In fact, beyond payouts-based margin considerations, there are three main value-add benefits that strong and growing super OSJs continue to deliver to advisors, that IBDs continue to experience challenges in replicating on their own for all of their potential recruits:

• Super-OSJs are generally regionally based, providing face-to-face camaraderie among advisors in what can feel like an isolating business. 

• Many super OSJs offer support for administrative, operations, onboarding, marketing and research teams that advisors leverage as part of their own services to clients. 

• The size of a super OSJ grants their advisors better access to senior leadership at the IBD. This accelerates problem solving and minimizes bureaucratic confusion for advisors.

Decision Time

Super OSJs and their advisors should approach future strategy by acknowledging that, to be sure, not all super OSJs will thrive in the future, but the most successful organizations in this space will be those that actively build the best possible infrastructure to create sustained value-add to advisors. Training programs, succession planning and access to third-party vendors at more competitive price points are a good place to start.

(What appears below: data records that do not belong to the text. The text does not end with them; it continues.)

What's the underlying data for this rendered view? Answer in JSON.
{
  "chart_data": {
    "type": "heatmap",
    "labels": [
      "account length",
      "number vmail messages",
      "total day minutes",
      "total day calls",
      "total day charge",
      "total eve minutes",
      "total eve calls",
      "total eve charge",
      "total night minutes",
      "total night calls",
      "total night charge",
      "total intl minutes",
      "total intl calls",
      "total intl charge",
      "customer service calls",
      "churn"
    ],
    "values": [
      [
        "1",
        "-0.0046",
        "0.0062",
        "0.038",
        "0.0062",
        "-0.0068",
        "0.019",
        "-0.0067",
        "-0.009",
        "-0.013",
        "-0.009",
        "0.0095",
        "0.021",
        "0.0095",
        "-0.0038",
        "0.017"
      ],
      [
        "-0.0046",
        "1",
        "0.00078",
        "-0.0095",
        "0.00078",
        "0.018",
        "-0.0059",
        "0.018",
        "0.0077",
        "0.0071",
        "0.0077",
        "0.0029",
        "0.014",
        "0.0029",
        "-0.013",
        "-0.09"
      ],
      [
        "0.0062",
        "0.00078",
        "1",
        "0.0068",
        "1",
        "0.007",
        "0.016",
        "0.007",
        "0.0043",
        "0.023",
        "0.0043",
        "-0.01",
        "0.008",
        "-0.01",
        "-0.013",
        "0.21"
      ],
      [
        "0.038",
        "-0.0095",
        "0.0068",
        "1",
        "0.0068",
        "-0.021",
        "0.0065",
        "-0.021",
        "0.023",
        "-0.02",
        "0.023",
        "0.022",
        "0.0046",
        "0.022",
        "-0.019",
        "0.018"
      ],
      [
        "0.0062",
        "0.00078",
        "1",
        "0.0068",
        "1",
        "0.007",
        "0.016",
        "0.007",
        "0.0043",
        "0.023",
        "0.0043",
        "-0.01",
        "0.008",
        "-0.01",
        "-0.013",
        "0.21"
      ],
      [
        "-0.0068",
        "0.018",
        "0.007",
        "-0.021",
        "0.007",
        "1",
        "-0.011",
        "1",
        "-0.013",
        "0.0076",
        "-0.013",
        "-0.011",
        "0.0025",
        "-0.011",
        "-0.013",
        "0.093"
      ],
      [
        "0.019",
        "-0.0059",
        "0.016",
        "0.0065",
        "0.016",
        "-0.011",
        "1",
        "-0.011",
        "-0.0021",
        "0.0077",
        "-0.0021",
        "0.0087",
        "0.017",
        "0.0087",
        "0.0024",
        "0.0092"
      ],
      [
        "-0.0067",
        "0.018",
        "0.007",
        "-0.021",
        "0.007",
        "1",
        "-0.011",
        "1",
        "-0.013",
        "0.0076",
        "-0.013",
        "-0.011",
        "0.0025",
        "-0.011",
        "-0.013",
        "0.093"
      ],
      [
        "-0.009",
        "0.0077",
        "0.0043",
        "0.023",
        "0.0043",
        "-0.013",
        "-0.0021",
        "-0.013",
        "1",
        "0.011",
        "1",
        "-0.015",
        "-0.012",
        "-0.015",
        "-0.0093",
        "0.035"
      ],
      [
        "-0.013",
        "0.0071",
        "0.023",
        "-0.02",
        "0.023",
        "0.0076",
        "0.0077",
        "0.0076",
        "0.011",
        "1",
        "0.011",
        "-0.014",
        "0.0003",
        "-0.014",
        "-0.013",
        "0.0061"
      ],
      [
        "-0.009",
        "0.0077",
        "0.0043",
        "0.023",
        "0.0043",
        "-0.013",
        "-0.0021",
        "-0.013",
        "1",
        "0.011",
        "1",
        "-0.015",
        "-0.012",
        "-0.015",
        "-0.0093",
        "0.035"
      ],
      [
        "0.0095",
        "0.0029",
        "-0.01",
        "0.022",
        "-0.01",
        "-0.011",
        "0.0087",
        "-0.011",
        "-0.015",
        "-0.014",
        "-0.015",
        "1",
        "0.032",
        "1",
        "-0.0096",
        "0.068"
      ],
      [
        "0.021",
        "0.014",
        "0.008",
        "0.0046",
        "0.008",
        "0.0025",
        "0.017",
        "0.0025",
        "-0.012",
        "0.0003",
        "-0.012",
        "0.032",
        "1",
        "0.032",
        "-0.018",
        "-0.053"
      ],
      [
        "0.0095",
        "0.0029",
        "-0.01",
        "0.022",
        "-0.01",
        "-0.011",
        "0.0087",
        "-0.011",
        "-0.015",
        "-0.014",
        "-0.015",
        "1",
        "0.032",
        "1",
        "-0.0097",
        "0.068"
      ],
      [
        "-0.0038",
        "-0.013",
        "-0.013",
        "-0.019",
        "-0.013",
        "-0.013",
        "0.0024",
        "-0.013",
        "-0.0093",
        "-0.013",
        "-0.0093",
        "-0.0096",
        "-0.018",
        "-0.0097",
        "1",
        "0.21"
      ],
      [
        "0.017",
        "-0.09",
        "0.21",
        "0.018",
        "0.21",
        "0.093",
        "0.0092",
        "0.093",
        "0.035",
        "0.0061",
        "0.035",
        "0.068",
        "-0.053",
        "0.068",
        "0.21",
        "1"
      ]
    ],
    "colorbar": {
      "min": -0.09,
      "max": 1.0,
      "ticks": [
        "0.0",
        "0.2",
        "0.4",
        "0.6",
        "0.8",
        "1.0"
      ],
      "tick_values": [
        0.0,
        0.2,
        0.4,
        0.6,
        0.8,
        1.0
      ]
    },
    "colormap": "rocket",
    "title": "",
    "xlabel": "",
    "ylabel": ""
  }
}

At the same time, this is a good time for super-OSJ groups to recognize that mere “recruiting” campaigns fail to produce the best long-term fit in many cases. Super OSJs fixated on adding as many advisors as possible tend to overlook the specific personality, book of business and career goals of each recruit. This could ultimately result in a high churn rate that vexes the IBD and hurts the super OSJ’s broader reputation. A more consultative approach that focuses on compatibility and a smooth onboarding process that sets the advisors up for success could mark the real difference between success and failure in the future for super OSJs.

Is a significant shakeout going to happen in the foreseeable future for super OSJs? 

Yes, but only in the sense that the industry is heading for a broader shakeout for many firms of all business models across the board — not just super OSJs.

The bottom line needs to be about more than the bottom line. Super OSJs, IBDs and any other kind of business in the independent financial advice needs to offer more than a pure margin play for experienced and successful advisors to grow and succeed over the long run.

Jeff Nash is the CEO of BridgeMark Strategies, a strategy consultancy providing advisor transition solutions, executive recruiting and M&A advisory services for the independent financial advice industry.